My only experience with psych, was an an ofc. nurse in a psychiatrist/counseling ofc. It was an area wide treatment center, not another for 150 miles. We treated alot of children and alot of indigent patients. I only did this for about 8 months several years ago. Would it be difficult for my to get a position in psych with so little experience?

Specializes in Med-Surg, Geriatric, Behavioral Health.

Excellent thread. Let's keep the input coming.

Specializes in Psychiatric, Med Surg, Onco.

First of all....good for you for getting/accepting the help you needed! The brain is the most important organ in the body, but yet, maintaining it's health, and thus the health of every other system in your body, is frowned upon by many. Your experience gives you insight, that those in the field without such experience, lack. Patients know when you genuinely "get it" and when you don't, regardless of MI in past/present. However, it is very important to be aware that working in this field can "trigger" you, usually when you least expect it. Thus, introspection is a vital skill to have to avoid personalization of a patients issues.

I wish you the very best of luck!

Trying it is the only way to find out in my opinion.

If you can stay objective, in control of yourself and not take nasty comments from pts. personal then you're a good candidate for psych nursing whether you have a psych history or not.

If a patient is "losing it" and about to code, you have to stay calm (at least on the outside) you don't want to get sucked into their world and be of no help to the other staff.

Where I worked there was only one nurse that I could say clearly had no business working psych. She was constantly flipping out, scattered brained, ocd, bizzare appearance and crazy fire red hair that looked like she just rolled out of bed :uhoh3:

Whoever hired her should be smacked:trout:

Where I worked there was only one nurse that I could say clearly had no business working psych. She was constantly flipping out, scattered brained, ocd, bizzare appearance and crazy fire red hair that looked like she just rolled out of bed :uhoh3:

Whoever hired her should be smacked:trout:

LOL :lol2: Sounds like you're describing a co-worker of mine LOL

If you are aware of your areas of weakness then you will most likely be OK. The trouble comes when a patient's situation "hits you where you ain't". I have seem this happen to a nurse and it nearly destroyed her. We were working on a women's specialty program and she apparently had childhood sexual abuse she had not dealt with.

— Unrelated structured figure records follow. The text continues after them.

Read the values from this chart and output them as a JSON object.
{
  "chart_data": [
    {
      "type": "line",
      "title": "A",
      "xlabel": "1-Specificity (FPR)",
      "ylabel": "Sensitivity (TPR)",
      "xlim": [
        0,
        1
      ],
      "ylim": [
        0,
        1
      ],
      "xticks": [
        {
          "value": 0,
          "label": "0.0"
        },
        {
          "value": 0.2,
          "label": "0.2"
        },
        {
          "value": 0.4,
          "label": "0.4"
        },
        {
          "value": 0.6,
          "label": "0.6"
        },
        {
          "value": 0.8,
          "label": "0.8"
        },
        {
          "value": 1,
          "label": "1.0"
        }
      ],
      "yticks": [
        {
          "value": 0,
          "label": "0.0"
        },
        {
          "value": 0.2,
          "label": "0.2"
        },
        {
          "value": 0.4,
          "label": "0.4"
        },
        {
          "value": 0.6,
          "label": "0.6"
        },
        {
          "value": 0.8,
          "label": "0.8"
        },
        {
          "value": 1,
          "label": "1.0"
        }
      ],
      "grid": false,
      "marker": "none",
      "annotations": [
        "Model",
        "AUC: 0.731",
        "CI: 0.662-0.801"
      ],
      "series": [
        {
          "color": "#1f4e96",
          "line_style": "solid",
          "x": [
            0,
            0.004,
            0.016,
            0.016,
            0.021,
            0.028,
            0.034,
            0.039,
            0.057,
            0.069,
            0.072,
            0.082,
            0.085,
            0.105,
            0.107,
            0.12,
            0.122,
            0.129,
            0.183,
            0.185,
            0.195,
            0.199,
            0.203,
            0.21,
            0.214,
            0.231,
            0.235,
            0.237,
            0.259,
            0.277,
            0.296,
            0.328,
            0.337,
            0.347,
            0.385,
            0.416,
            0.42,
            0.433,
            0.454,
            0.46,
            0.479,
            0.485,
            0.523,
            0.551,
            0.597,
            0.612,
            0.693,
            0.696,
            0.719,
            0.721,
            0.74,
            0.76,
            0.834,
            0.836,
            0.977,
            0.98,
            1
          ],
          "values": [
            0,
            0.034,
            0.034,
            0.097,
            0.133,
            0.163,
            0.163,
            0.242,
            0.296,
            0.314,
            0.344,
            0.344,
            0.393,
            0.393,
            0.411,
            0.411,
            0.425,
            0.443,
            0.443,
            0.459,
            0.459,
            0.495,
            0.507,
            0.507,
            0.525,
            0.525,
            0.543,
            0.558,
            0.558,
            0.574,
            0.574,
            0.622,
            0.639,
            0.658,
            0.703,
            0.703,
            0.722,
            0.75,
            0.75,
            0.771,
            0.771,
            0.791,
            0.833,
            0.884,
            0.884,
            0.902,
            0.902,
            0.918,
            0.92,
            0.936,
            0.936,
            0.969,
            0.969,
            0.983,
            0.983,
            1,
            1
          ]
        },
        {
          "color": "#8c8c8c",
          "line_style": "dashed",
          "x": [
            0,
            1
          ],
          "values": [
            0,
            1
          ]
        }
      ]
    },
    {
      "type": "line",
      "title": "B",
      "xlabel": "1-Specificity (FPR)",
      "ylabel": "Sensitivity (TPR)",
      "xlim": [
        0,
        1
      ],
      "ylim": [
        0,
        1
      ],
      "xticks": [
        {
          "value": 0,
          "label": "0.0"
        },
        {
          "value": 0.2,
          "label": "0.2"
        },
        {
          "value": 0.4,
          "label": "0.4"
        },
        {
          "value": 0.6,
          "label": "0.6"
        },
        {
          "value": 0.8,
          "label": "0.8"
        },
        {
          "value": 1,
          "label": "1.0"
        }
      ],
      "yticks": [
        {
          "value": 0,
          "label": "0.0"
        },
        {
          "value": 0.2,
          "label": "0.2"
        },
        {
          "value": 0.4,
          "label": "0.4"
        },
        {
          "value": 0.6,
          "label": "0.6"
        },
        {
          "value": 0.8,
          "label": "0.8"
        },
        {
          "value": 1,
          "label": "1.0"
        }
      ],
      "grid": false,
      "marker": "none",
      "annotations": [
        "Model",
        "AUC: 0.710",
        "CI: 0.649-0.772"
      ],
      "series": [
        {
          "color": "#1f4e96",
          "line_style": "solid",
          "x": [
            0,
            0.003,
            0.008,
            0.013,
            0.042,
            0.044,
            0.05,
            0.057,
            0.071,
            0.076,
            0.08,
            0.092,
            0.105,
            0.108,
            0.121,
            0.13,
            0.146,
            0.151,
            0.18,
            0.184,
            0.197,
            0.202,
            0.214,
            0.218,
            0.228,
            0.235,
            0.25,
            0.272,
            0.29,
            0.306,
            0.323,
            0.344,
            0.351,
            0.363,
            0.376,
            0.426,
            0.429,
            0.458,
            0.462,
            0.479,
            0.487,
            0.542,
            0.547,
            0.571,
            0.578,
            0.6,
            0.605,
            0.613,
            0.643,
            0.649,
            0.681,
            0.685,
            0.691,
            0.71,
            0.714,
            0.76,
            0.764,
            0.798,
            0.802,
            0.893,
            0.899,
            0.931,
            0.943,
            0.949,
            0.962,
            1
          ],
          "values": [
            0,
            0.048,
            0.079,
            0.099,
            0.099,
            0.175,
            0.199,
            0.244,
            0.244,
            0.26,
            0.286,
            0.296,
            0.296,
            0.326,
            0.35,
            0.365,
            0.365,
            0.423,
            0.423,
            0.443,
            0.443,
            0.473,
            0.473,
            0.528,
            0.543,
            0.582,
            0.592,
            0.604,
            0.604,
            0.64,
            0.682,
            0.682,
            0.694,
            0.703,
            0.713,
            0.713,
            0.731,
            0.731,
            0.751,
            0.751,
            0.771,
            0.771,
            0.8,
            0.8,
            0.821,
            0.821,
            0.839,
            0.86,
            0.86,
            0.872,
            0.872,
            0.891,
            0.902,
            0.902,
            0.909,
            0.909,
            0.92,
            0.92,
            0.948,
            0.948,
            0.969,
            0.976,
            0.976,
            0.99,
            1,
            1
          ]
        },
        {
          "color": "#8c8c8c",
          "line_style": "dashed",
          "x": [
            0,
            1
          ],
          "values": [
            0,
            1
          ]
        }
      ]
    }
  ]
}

Specializes in Telemetry, LTC, Psych.

I am a new RN(BSN) who has a passion for psych. I have a AX 1 diagnosis and I believe that my experiences/breathroughs/recovery will make me a better nurse and person.

I think lots of us have had bouts with depression. I know I did, and like you I took the meds, and got better. The experience caused me to be more understanding when I encounter others with depression. I don't think you should second guess yourself. Go forward and know that you are a better person for the experiences you have successfully navigated.